A la rencontre du rowboat
- Première question très générale, pourquoi créer un label et plus précisément quel genre de label ? A quoi ca sert un label selon vous ?
- L’idée de base était de faire partager les trucs qui nous plaisent. Sur la première compil, il n’y avait que des chansons écrites par nous deux. On s’est mis ensemble parce que l’union fait la force. Créer ce label signifie pour nous qu’on va travailler comme collectif. Et cela appelle aussi une certaine durabilité. Le volume 1 était un premier pas. En fait, on n’avait pas vraiment de but défini. Et en tout cas pas commercial. On ne cherche pas à se faire de l’argent. Le but est vraiment de diffuser des groupes qu’on n’entendrait pas autrement. On le fait pour l’instant principalement par deux biais : les compils et l’organisation de concerts.

- Comment fonctionne le label ?
- On ne signe pas les groupes. Y a pas de contrat. On fournit aux groupes l’enregistrement du disque. Il ne s’agit en aucun pas d’un business. C’est plus de l’amitié. Les collaborations sont très libres, on se laisse s’exprimer.

- Quelle est la suite du projet ? Vous voyez rowboat comme une étape indé avant la major ou comme une structure qui doit se développer ?
- L’idée pour la suite, ce serait de trouver un distributeur pour qu’on trouve l’album dans les bacs. Mais si le projet prend de l’ampleur, ça nous obligera à nous poser des questions. Par exemple, actuellement on fait les pochettes de toutes le compils à la main. Est-ce qu’on pourra continuer à le faire ? On aimerait aussi produire des minis albums pour chaque groupe. Il y aura forcément un balancement entre l’envie de faire connaître à plus en plus de monde et en même le temps le désir de continuer à produire à notre façon.

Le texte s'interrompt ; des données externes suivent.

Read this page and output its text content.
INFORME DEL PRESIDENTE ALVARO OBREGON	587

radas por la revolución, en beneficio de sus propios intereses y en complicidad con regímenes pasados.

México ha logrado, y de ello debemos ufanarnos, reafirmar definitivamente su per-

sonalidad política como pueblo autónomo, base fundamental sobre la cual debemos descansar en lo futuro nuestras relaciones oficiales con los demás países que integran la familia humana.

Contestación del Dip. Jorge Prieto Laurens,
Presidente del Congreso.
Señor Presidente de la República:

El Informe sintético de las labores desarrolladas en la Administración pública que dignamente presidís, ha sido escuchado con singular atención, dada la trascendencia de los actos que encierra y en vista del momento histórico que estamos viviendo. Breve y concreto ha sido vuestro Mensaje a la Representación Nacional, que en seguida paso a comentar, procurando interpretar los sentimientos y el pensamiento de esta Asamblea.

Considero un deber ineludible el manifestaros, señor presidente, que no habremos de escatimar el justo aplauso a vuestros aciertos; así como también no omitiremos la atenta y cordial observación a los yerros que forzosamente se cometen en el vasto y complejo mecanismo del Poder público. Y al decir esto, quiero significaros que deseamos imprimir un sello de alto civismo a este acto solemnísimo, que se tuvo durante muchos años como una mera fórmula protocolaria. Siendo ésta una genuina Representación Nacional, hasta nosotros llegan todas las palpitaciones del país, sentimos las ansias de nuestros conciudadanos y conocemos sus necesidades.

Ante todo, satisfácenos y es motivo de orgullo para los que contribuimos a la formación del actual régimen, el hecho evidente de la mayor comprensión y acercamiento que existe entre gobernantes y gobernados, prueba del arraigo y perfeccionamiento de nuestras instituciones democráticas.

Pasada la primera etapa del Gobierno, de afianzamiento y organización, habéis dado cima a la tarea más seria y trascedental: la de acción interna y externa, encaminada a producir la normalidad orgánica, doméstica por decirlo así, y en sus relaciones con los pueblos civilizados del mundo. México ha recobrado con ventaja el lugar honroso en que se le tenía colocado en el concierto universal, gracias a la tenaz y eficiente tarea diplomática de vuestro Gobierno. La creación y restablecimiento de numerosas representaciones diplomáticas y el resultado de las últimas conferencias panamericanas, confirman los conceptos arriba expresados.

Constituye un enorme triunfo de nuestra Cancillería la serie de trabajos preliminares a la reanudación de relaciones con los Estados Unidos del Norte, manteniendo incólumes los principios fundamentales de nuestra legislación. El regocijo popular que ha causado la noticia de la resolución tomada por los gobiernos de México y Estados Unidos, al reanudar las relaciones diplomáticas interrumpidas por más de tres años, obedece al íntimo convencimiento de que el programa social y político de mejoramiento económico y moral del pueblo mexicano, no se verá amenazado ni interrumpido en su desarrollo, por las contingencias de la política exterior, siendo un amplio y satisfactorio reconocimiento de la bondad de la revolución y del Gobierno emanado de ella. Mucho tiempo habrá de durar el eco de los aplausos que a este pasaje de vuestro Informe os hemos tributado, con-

- Comment définiriez-vous l’identité de Rowboat ?
- Il y a beaucoup de groupes différents. Sur la dernière compil, il y a un morceau par groupe. Mais il y a une unité commune, tous ont la même vision des choses, tous partagent le même esprit. On choisit simplement les groupes qui nous plaisent. Ce qu’on cherche, c’est des projets personnels, originaux. On ne veut pas s’enfermer dans un genre de musique précis. Ce qui compte, c’est que le groupe ait quelque chose d’inventif à apporter, qu’il échappe aux catégories. Et aussi, qu’il soit différent des groupes déjà présents dans Rowboat. On pourrait très bien prendre un groupe de hip hop. Franchement, on est ouvert à toute sorte de musique tant que ça se démarque du mainstream. Pour les groupes de Rowboat, la musique c’est quelque chose qui sort du cœur. Ils ne recherchent pas seulement le succès. Quand ils font de la musique, ce n’est pas pour la pose. C’est vraiment leur passion.

- Y a-t-il à proprement parler un son rowboat ?
- Patrick enregistre dans sa cave. On voulait aussi proposer aux groupes un autre son que celui des studios chers et trop lisses, où on perd aussi beaucoup de temps par exemple en enregistrant un seul instrument par jour. On garde le son brut. Tout est enregistré en une prise. On aime ce son lo-fi. On ne cherche pas du tout à être à la pointe technique.

- Est-ce que certains labels vous ont servis de modèles?
- Il y a le label K, basé à Olympia. Leurs différents artistes n’ont pas forcément de rapport entre eux. Il y a par exemple Jeremy Jay ou Mahjongg. Ce qui nous plait, c’est que ce n’est pas une simple maison de disque. C’est plus un regroupement, qui permet à des gens d’exprimer leurs gouts. Il y a aussi Paw Tracks, le label d’Animal Collective, où il y également cet investissement total dans le collectif et le refus de s’enfermer dans un style.